Fue la grada de animación del Celta la que pronunció en diversas ocasiones a lo largo del encuentro estos cánticos insultantes. Concretamente, en el minuto 22, el 28, el 30, el 34, el 49, el 74 y el 94. En ese último minuto también se registró el lanzamiento de una botella que, por fortuna, no impactó en ninguno de los futbolistas del Real Madrid mientras celebraban el gol de la victoria, anotado por Fede Valverde.
LaLiga señala a la grada de animación del Celta en Balaídos
LaLiga establece que los responsables de todos estos cánticos fueron «un grupo de aficionados locales ubicados en el sector central de la grada de Marcador Bajo, pertenecientes al grupo de animación». La patronal destaca que el resto del estadio tuvo un comportamiento ejemplar: «Se ha de destacar de manera especial que los hechos mencionados se han producido únicamente desde la zona descrita, manteniendo el resto de los aficionados locales presentes en el estadio un comportamiento adecuado«, asegura el informe.

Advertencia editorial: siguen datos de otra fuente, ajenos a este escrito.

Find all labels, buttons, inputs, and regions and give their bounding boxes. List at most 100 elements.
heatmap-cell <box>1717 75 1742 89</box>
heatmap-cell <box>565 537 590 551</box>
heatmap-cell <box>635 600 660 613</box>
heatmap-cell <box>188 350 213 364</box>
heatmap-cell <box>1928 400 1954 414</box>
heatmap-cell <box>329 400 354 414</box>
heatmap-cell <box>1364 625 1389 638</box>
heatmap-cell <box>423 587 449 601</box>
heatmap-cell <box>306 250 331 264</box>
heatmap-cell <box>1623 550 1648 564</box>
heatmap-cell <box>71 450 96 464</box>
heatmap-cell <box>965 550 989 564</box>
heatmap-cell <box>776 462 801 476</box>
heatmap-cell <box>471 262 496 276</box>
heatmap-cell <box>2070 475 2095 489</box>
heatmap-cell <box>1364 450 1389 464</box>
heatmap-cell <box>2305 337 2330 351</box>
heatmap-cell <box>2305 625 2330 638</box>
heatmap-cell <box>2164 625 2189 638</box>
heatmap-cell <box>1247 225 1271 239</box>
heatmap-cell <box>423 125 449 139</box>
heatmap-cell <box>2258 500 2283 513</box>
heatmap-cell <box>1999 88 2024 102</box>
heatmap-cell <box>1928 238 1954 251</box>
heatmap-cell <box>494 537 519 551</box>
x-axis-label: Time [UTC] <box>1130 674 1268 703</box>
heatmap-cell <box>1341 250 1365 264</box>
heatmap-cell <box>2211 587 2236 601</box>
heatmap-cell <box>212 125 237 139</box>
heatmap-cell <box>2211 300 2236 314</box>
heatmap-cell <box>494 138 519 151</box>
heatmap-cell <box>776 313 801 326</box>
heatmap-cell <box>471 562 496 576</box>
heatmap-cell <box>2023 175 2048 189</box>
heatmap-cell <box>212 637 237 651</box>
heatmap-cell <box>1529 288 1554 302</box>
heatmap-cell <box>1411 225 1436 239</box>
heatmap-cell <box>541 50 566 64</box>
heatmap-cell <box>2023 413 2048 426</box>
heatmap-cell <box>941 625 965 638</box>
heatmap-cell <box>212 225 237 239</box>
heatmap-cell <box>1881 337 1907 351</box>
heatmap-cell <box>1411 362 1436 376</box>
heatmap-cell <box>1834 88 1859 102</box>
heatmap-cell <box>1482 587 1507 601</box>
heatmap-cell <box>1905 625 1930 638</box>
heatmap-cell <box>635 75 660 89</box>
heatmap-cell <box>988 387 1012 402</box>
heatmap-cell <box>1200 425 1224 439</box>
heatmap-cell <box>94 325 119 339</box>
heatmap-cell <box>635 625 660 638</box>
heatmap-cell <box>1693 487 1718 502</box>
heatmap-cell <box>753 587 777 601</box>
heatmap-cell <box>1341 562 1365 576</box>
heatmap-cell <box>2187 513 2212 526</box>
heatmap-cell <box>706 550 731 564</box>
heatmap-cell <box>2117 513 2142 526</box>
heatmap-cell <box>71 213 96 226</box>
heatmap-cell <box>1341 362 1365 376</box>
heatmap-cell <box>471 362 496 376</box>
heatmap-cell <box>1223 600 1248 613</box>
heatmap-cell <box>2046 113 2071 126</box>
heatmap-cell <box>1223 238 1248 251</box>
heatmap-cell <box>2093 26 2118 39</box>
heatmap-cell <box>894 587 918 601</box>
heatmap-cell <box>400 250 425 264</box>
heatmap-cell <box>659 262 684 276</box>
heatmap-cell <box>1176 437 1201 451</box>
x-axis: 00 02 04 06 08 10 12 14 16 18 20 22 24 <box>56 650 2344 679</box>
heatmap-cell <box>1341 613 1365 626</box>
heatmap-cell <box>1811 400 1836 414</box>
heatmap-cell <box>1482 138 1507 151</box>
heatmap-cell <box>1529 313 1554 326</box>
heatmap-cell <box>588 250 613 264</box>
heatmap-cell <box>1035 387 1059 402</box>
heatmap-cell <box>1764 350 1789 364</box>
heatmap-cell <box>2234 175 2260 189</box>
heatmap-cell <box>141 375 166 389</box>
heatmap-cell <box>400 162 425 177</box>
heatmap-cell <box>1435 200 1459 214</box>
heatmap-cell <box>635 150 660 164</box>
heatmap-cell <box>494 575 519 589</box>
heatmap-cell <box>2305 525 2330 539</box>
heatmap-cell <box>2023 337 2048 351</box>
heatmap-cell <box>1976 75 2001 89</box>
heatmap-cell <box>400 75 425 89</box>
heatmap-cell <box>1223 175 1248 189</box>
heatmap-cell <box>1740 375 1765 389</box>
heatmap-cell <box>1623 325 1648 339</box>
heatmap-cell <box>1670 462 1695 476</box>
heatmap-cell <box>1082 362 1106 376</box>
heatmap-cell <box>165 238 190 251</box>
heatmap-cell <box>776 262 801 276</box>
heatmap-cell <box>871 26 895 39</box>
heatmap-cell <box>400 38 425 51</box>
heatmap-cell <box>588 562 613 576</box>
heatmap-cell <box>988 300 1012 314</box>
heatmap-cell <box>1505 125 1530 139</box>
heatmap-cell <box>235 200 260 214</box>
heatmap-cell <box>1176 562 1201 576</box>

Entre los cánticos que se produjeron estuvieron el «puta Real Madrid», «Asencio muérete», «písalo, písalo» cuando había un jugador del Real Madrid tendido en el terreno de juego, «puta España, puta Real Madrid», «madridistas, hijos de puta» o «tonto, tonto», algunos de ellos repitiéndose a lo largo de los 90 minutos.
Lanzamiento de una botella de agua a Fede Valverde tras el 1-2
Además, está lo sucedido tras el gol de Fede Valverde: «En el minuto 90 + 4 de partido, un grupo de aficionados locales ubicados en el sector central de la grada de Marcador Bajo, pertenecientes al grupo de animación, lanzaron una botella de agua hacia un jugador visitante mientras este celebraba la consecución del segundo gol, sin llegar a impactarle». El hecho de tener más o menos puntería no debería ser motivo de una mayor o menor sanción.
Cada vez que el Real Madrid sale a jugar a domicilio suceden este tipo de cosas, por lo que LaLiga tiene que hacer un informe exhaustivo en todas y cada una de las salidas del equipo blanco sin excepción. Hace mucho tiempo que un partido como visitante del club blanco no acaba denunciado por este tipo de situaciones, fruto de la envidia y el antimadridismo presentes entre algunos grupos de aficionados segundones a lo largo y ancho de España.
Sea como sea, el Real Madrid volvió de Vigo con los 3 puntos y ese sin duda es un castigo merecido para todos estos alborotadores.